The legend of Brew 66 (which turns out to be merely quasi-true) was that Brew 66 – a beer only available by the keg – was the “second run” of Rainier, a beer already not known for its palatability. Now, there’s obviously no such thing as a “second run” of beer, like a second, inferior pressing of olive oil, but it was an apt enough conclusion based on the especially foul nature of Brew 66. Over the years, descriptions of Vietnam’s infamous 33 beer rumored to be brewed with everything from urine to formaldehyde (now called 333 and a standard, Budweiser-type rice-based tipple) made me immediately think of the dread Brew 66. The other rumor was that it was so bad, they couldn’t sell it as a canned beer and instead sold it as kegs to the cheapest, poorest bars in town who were then free to mis-label it as they pleased. Whatever the case, it didn’t matter: The Brotherhood Tavern sold pitchers of Brew 66 for $3 at a time when even the cheapest pitcher ran about $6 or $7.
That afternoon at the Tavern we played pool, went through a few pitchers of Brew 66, then ordered the legendary “broasted” chicken, a delicacy still found at some backwoods taverns (the Littlerock Tavern out in Littlerock, Washington still broasts, for example). Broasting, if you can wrap your brain around it, is a pressurized deep fryer. A more horrific-sounding kitchen accident waiting to happen I can’t imagine. Basically, it’s a large pressure-cooker with a screw-on lid like a submarine door, filled with hot oil. Chicken pieces cook in minutes and come out more tender and less greasy than traditionally deep-fried chicken. After a few pitchers of beer, its pretty much fucking ambrosia. Both the Brotherhood Tavern and Brew 66 are now gone, and for the best. Nostalgia on that kind of thing doesn’t age well.

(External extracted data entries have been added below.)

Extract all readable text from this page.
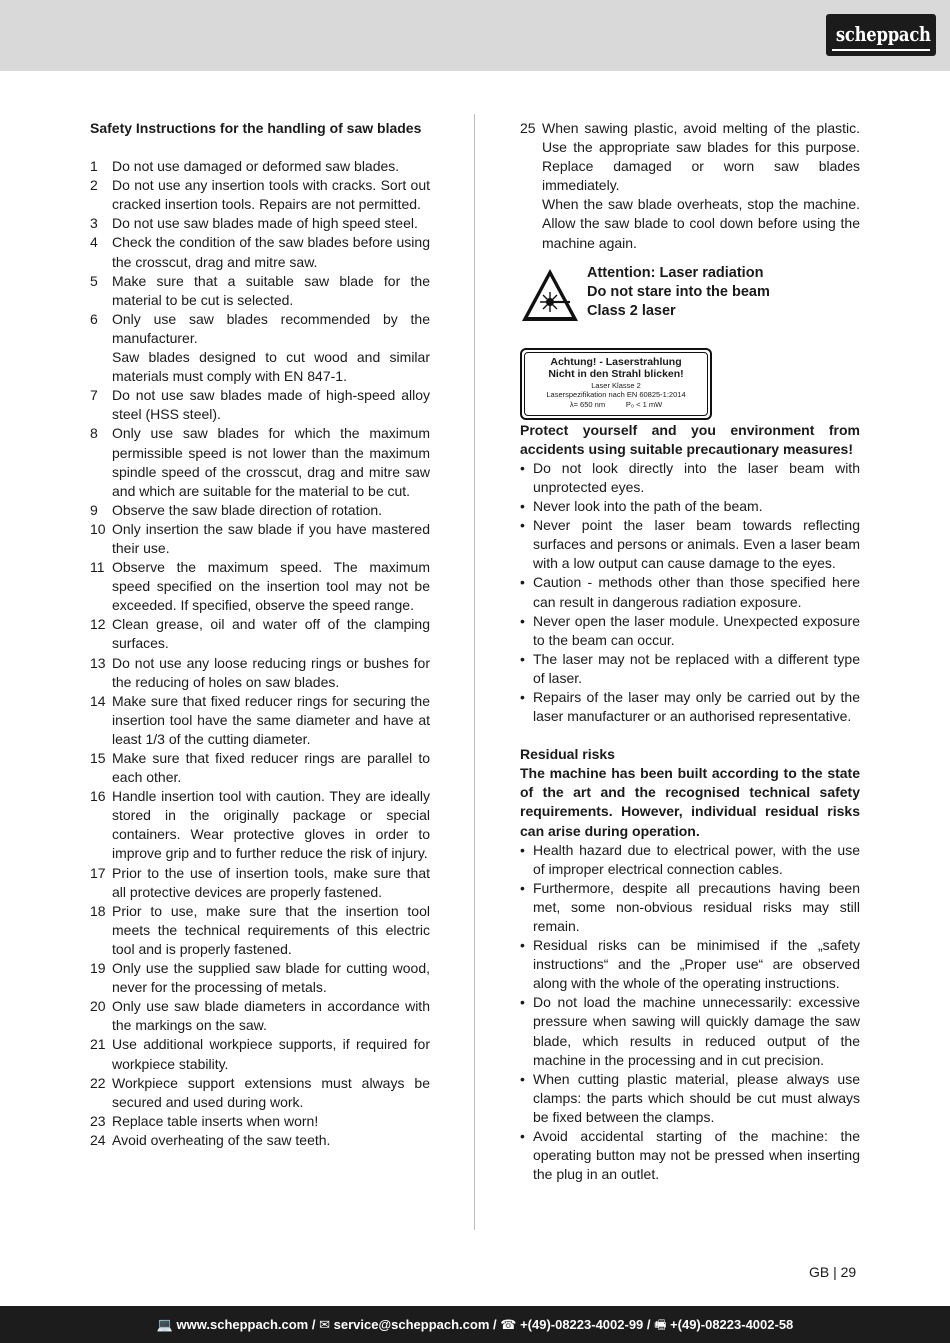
scheppach

Safety Instructions for the handling of saw blades

1	Do not use damaged or deformed saw blades.
2	Do not use any insertion tools with cracks. Sort out cracked insertion tools. Repairs are not permitted.
3	Do not use saw blades made of high speed steel.
4	Check the condition of the saw blades before using the crosscut, drag and mitre saw.
5	Make sure that a suitable saw blade for the material to be cut is selected.
6	Only use saw blades recommended by the manufacturer.
Saw blades designed to cut wood and similar materials must comply with EN 847-1.
7	Do not use saw blades made of high-speed alloy steel (HSS steel).
8	Only use saw blades for which the maximum permissible speed is not lower than the maximum spindle speed of the crosscut, drag and mitre saw and which are suitable for the material to be cut.
9	Observe the saw blade direction of rotation.
10 Only insertion the saw blade if you have mastered their use.
11 Observe the maximum speed. The maximum speed specified on the insertion tool may not be exceeded. If specified, observe the speed range.
12 Clean grease, oil and water off of the clamping surfaces.
13 Do not use any loose reducing rings or bushes for the reducing of holes on saw blades.
14 Make sure that fixed reducer rings for securing the insertion tool have the same diameter and have at least 1/3 of the cutting diameter.
15 Make sure that fixed reducer rings are parallel to each other.
16 Handle insertion tool with caution. They are ideally stored in the originally package or special containers. Wear protective gloves in order to improve grip and to further reduce the risk of injury.
17 Prior to the use of insertion tools, make sure that all protective devices are properly fastened.
18 Prior to use, make sure that the insertion tool meets the technical requirements of this electric tool and is properly fastened.
19 Only use the supplied saw blade for cutting wood, never for the processing of metals.
20 Only use saw blade diameters in accordance with the markings on the saw.
21 Use additional workpiece supports, if required for workpiece stability.
22 Workpiece support extensions must always be secured and used during work.
23 Replace table inserts when worn!
24 Avoid overheating of the saw teeth.
25 When sawing plastic, avoid melting of the plastic. Use the appropriate saw blades for this purpose. Replace damaged or worn saw blades immediately.
When the saw blade overheats, stop the machine. Allow the saw blade to cool down before using the machine again.
Attention: Laser radiation
Do not stare into the beam
Class 2 laser
Achtung! - Laserstrahlung
Nicht in den Strahl blicken!
Laser Klasse 2
Laserspezifikation nach EN 60825-1:2014
λ= 650 nm          P₀ < 1 mW

Protect yourself and you environment from accidents using suitable precautionary measures!

• Do not look directly into the laser beam with unprotected eyes.
• Never look into the path of the beam.
• Never point the laser beam towards reflecting surfaces and persons or animals. Even a laser beam with a low output can cause damage to the eyes.
• Caution - methods other than those specified here can result in dangerous radiation exposure.
• Never open the laser module. Unexpected exposure to the beam can occur.
• The laser may not be replaced with a different type of laser.
• Repairs of the laser may only be carried out by the laser manufacturer or an authorised representative.

Residual risks

The machine has been built according to the state of the art and the recognised technical safety requirements. However, individual residual risks can arise during operation.

• Health hazard due to electrical power, with the use of improper electrical connection cables.
• Furthermore, despite all precautions having been met, some non-obvious residual risks may still remain.
• Residual risks can be minimised if the „safety instructions“ and the „Proper use“ are observed along with the whole of the operating instructions.
• Do not load the machine unnecessarily: excessive pressure when sawing will quickly damage the saw blade, which results in reduced output of the machine in the processing and in cut precision.
• When cutting plastic material, please always use clamps: the parts which should be cut must always be fixed between the clamps.
• Avoid accidental starting of the machine: the operating button may not be pressed when inserting the plug in an outlet.
GB | 29
💻 www.scheppach.com / ✉ service@scheppach.com / ☎ +(49)-08223-4002-99 / 🖷 +(49)-08223-4002-58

Anyway, last night as I watched an episode of Supernatural, the camera panned across the Winchester boys in a dive bar somewhere in the “Midwest” I shrieked and pointed and shrieked. Authenticity be damned; the scene is supposed to be in the Midwest, though a decade-old Brew 66 neon could only be found in the good old Pacific Northwest, where the show is actually shot (if Vancouver, Canada counts as the Pacific Northwest, anyway). But a bunch of classic-rock loving demon-hunters? That IS Brew 66.
¹I swear this is true.
May 20th, 2009 | Food Rant





MMmmmmmmmm broasted chicken!!! Thanks cuz, I will now be craving broasted chicken indefinitly.
This post made me realize that I have been with my dude since *before* I was 21; 8 1/2 years now. WTF.
I never had the “pleasure” of trying Brew 66, but the old Brotherhood was AMAZING. I used to pass by there and see these grizzled old dudes getting shitty on cheap whiskey at 10 in the morning. Fun! I dig the “new” BroHo, actually, although I think I prefer the bar at the Reef (R.I.P.): for someone who has social anxiety issues it felt like a warm, dark, safe little drinky cocoon.
Fudge, now I want a white Russian.
At least the brotherhood kept “Breakfast” around- the chunkiest, saltiest, thickest and most awesome bloody mary I’ve ever tasted at 10am… would’ve been even better if you hadn’t kept snatching the ginomous pickled okra out of it.
Brew 66 makes me think of logger taverns and my younger years in the woods. The Big Bottom up in Randall, WA had it on tap as well as the chicken you mentioned.